Column: The question of respect
I left the University of Southern California forum where I watched the debate Monday night with an overwhelming sense of unease. And I’ve been trying to figure out why.
I’ve been to debates where my candidate did great and debates where my candidate did not; I’ve been to debates where I can’t even remember what city I was in, much less what anybody said. I would have to say that most debates don’t move numbers or decide elections, no matter how big a deal the media makes of them, because most people leave supporting the same candidate they supported coming in.
I wrote a book called “The Case for Hillary Clinton” 10 years ago. I guess you might call me an “early adopter.” I thought she did an excellent job on Monday: She was well-prepared and articulate, which everyone expects and she gets little credit for, but also appeared warm, smiling and nice – which she actually is, but often doesn’t seem to be. If you went into the debate supporting Clinton, you left with a smile.

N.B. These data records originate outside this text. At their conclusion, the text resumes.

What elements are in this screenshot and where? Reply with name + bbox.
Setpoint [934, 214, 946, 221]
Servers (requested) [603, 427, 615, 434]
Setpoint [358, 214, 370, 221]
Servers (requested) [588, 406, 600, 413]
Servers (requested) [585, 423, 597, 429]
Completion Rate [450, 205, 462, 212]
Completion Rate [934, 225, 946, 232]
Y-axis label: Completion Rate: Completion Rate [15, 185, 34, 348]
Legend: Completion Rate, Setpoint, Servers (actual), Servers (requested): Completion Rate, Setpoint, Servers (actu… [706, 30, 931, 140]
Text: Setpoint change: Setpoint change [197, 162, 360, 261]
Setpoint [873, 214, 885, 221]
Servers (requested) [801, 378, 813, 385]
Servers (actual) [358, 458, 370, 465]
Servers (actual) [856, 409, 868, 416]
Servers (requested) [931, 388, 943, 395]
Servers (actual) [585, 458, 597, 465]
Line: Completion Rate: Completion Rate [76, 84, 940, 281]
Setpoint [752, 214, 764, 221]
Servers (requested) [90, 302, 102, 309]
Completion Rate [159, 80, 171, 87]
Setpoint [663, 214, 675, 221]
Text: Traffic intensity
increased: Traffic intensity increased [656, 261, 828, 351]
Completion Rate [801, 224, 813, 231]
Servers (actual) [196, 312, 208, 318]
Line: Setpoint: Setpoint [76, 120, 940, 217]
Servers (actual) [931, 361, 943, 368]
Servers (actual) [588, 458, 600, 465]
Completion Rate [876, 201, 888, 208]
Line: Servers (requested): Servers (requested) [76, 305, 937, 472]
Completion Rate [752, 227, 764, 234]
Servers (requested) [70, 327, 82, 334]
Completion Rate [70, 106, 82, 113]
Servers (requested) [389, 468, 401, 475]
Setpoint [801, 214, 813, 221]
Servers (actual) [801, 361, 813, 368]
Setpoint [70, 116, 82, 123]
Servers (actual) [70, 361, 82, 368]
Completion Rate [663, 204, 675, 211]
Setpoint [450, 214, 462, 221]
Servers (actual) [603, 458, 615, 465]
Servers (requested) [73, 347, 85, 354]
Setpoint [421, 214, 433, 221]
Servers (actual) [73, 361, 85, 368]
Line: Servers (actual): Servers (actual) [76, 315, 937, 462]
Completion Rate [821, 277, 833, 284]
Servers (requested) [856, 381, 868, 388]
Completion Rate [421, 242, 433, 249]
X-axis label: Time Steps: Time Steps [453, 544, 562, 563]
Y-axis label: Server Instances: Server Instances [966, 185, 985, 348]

And Donald Trump? Trump was Trump. He got a small loan of $14 million (what would that be in today’s dollars? I wonder) to start a business. Is that small? He’ll release his taxes someday. He’ll give folks like himself a big tax cut that will boost the economy. Rosie O’Donnell is a “pig.”
Even if you’ve never seen a single episode of “The Apprentice,” just from watching the debate you can understand why the Donald has been the most popular and enduring star in reality television, why he would even presume to think he could trademark as his own the expression “You’re fired.” His favorite.
It wasn’t just that he made factual mistakes on Monday. Anyone can do that. What bothered me is that he didn’t care, not one bit.
It’s now been more than 20 years since I got an emergency call one day from the director of the Reagan Library asking if I could please pinch hit for a missing panelist on a program the next day to be headlined by the new speaker of the House, Newt Gingrich. I immediately agreed. I remembered the close relationship President Reagan had with my congressman, former Speaker Tip O’Neill. Those were the days when Republicans and Democrats fought all day and then raised a glass together at night. Those were the days when politics was fun, and executions and public humiliations of candidates and staff were not daily events. People even actually talked about policy. And there was this idea we all seemed to share about respect for the presidency.
Sitting on the panel that day, as the lone woman and the lone Democrat, I was asked to compare then-President Bill Clinton, who had exactly one supporter in the room (me), with Ronald Reagan. So I went to what I considered the safest space in our land: respect for the presidency. I talked about the fact that I did not agree with President Reagan on many issues, but I respected him as president and believed such respect to be an essential element of our democracy, one that I hoped we could share in both Republican and Democratic administrations. Nancy Reagan, one of the most gracious ladies I have met, sitting in the front row, led the applause of the dignitaries joining her there. Everyone else in the room booed me. Loudly. On C-SPAN, no less. I couldn’t believe it. Nancy Reagan sent me flowers and apologized.
No one apologized for Trump’s disrespect Monday night. It wasn’t what he got wrong or didn’t know or wouldn’t do. It was that he very clearly didn’t take the debate the least bit seriously. He made fun of his rival for preparing. She turned it on him, but my stomach still turned.
They may not decide elections – although on occasion they do – but televised presidential debates have been a fundamental aspect of our democracy for the last half-century. To give them less attention than the taping of an “Apprentice” episode betrays a lack of respect that goes to the core of Trump’s character.